Since we wrote our initial article Tesla stock skyrocketed to $350 per share as recently as February of 2018. This made our cautionary words seem rather foolish.
However, time is the friend of the quality company and the enemy of the mediocre one. Unfortunately, the perfect storm appears to be swirling around Elon Musk and Tesla.
Tesla has struggled to ramp up production of its first mass-market car, the Model 3. At $35,000 the Model 3 is quite affordable. However, Tesla can’t seem to produce them in large enough quantities. Initially, they projected 5,000 per week would roll off the assembly line. Then that figure was reduced to 2,500. Production in the fourth quarter of 2017 was slightly above 1,000.
As it misses production targets, it burns through cash. However, they still have to pay interest on their massive debt load and get their bankers to renew debt of more than $1 billion just in the next year.
Adding insult to injury, Moody’s Investor Service downgraded Tesla’s debt rating to B3 (six levels into junk territory) and gave a negative outlook.
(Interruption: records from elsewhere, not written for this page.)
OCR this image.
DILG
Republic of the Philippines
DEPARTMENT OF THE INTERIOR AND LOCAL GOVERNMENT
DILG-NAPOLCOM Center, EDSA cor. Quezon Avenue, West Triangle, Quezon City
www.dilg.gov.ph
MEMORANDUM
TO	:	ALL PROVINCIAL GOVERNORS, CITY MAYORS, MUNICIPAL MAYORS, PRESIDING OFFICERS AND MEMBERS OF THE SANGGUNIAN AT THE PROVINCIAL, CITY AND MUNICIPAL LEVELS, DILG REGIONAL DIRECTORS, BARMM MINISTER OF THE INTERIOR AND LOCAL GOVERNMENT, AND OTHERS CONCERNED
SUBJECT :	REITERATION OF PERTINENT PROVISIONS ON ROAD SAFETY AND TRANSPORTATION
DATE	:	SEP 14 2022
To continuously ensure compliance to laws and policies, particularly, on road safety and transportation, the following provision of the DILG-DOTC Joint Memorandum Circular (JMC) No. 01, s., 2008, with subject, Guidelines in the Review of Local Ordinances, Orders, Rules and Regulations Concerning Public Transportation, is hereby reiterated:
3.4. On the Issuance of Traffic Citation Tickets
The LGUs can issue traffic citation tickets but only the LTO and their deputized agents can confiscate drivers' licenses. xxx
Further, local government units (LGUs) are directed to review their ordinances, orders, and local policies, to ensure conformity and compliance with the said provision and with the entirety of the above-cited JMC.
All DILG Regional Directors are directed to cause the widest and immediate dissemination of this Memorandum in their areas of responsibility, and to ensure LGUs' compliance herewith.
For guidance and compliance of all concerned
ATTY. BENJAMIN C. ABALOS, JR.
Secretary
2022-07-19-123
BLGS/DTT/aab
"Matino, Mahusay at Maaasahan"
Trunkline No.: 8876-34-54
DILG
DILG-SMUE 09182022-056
This means that refinancing existing debt, if possible, will be even more expensive. Furthermore, suppliers, who are currently owed $2.4 billion, will keep Tesla on a very short leash.
As if this is not enough, the U.S. National Transportation Safety Board is currently investigating two accidents involving Tesla vehicles.
These difficult issues mean it is even more important for Musk to be able to raise approximately $2 billion to prevent a liquidity short-fall.
Each of these hurdles, in isolation, may not be that bad. However, when you combine the cumulative effect you quickly realize Tesla is a company, is headed for significant stress, if not a restructuring.
As Elon Musk battles these issues, the stock in his company has painfully fallen by more than 35% in the last six months.
There are many valuable lessons for investors to learn from Tesla, however, two are at the top of my list.
First, just because you like a given product does not make it a good investment.
Secondly, the greater the capital intensity a given business requires, the more likely it is to borrow large sums of money. Companies that borrow large amounts of money are far more affected by the economic cycle, the whims of consumers and demanding bankers.
Whether individuals, corporations or governments, borrowing large amounts of money puts an entire entity at risk for a total wipe out. Unfortunately, Tesla fits in this category.
As we concluded a year ago, Tesla remains in the “too hard” pile. The smart investor will realize they don’t have to swing at every pitch. There are far easier decisions to be made.